If we are not deprecating and keeping them alive, anybody who is
touching the codepath to deal with "struct remote" should be at
least aware of these mechanisms to keep them working.  If it is a
heavy burden to do so, then keeping them alive is not "minor" at
all.

I've been operating under the assumption, from your response to the
message in the original discussion in v1, that we are in agreement
that we are not deprecating or removing them.

And if we are deliberately keeping them alive, there is no need for
you to paint them "fringe".  You may not use it, and you can write
in your blog or e-mail or whategver that you do not use it, but that
label does not belong to our codebase and documentation as long as
we are keeping them as supported feature.

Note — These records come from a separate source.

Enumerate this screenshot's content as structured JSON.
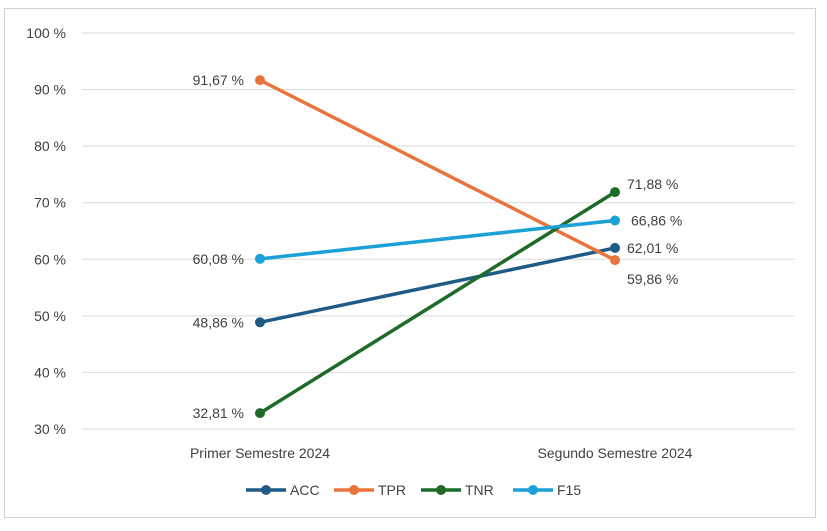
{
  "chart_data": {
    "type": "line",
    "categories": [
      "Primer Semestre 2024",
      "Segundo Semestre 2024"
    ],
    "series": [
      {
        "name": "ACC",
        "values": [
          48.86,
          62.01
        ],
        "labels": [
          "48,86 %",
          "62,01 %"
        ],
        "color": "#1f5b86"
      },
      {
        "name": "TPR",
        "values": [
          91.67,
          59.86
        ],
        "labels": [
          "91,67 %",
          "59,86 %"
        ],
        "color": "#e8743b"
      },
      {
        "name": "TNR",
        "values": [
          32.81,
          71.88
        ],
        "labels": [
          "32,81 %",
          "71,88 %"
        ],
        "color": "#1e6b2a"
      },
      {
        "name": "F15",
        "values": [
          60.08,
          66.86
        ],
        "labels": [
          "60,08 %",
          "66,86 %"
        ],
        "color": "#1ba0d8"
      }
    ],
    "ylim": [
      30,
      100
    ],
    "yticks": [
      "30 %",
      "40 %",
      "50 %",
      "60 %",
      "70 %",
      "80 %",
      "90 %",
      "100 %"
    ],
    "ytick_values": [
      30,
      40,
      50,
      60,
      70,
      80,
      90,
      100
    ],
    "grid": true,
    "legend_position": "bottom"
  }
}
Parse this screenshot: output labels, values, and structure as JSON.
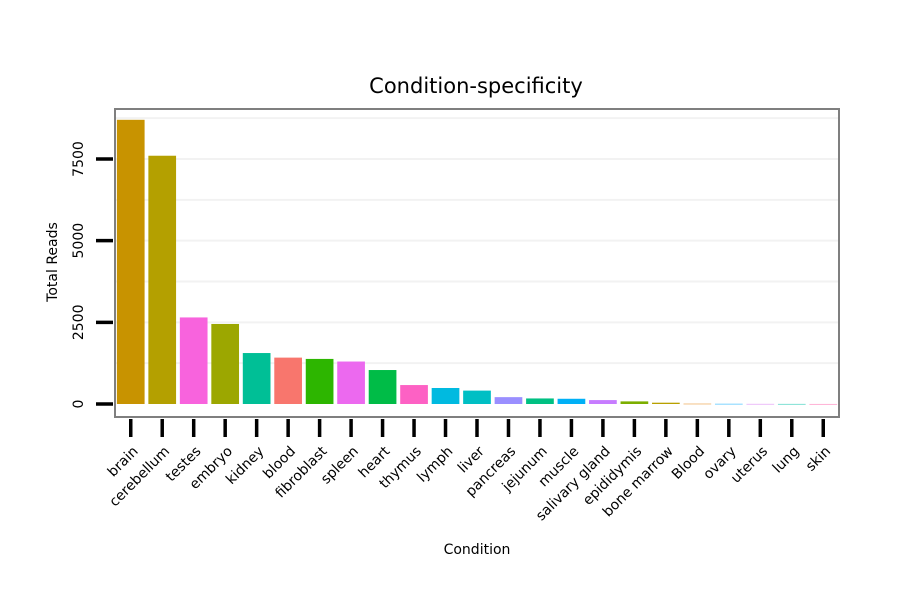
{
  "chart_data": {
    "type": "bar",
    "title": "Condition-specificity",
    "xlabel": "Condition",
    "ylabel": "Total Reads",
    "ylim": [
      -400,
      9000
    ],
    "yticks": [
      0,
      2500,
      5000,
      7500
    ],
    "grid": true,
    "categories": [
      "brain",
      "cerebellum",
      "testes",
      "embryo",
      "kidney",
      "blood",
      "fibroblast",
      "spleen",
      "heart",
      "thymus",
      "lymph",
      "liver",
      "pancreas",
      "jejunum",
      "muscle",
      "salivary gland",
      "epididymis",
      "bone marrow",
      "Blood",
      "ovary",
      "uterus",
      "lung",
      "skin"
    ],
    "values": [
      8700,
      7600,
      2650,
      2450,
      1560,
      1420,
      1380,
      1300,
      1040,
      580,
      490,
      410,
      210,
      170,
      160,
      120,
      80,
      40,
      8,
      5,
      3,
      2,
      1
    ],
    "colors": [
      "#C89300",
      "#B4A000",
      "#F863DD",
      "#9CA700",
      "#00BF96",
      "#F8766D",
      "#2DB600",
      "#EC69EF",
      "#00BC47",
      "#FD61C4",
      "#00BAE0",
      "#00BFC4",
      "#9A8FFF",
      "#00C082",
      "#00B0F6",
      "#C77CFF",
      "#7CAE00",
      "#B8A000",
      "#E68613",
      "#00A9FF",
      "#D87DF2",
      "#00C1A9",
      "#FF65AC"
    ]
  }
}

Of course, .git/branches, being a single liner format, will not get
extended to support richer features that in-config remotes will
learn, so you cannot build on existing tests that use the mechanism
to show new features.  You would need to introduce tests based on
the in-config remotes to demonstrate new features such as the
support for triangular workflow.

Because the .git/remotes/ files are designed to be extensible by
introducing new fields, theoretically it may be possible to extend
it to support new features, but we will not.  We will keep existing
users' existing use cases before new features are introduced in
recent Git alive, without adding anything new.  People will be
migrated out of these old mechanisms over time that way.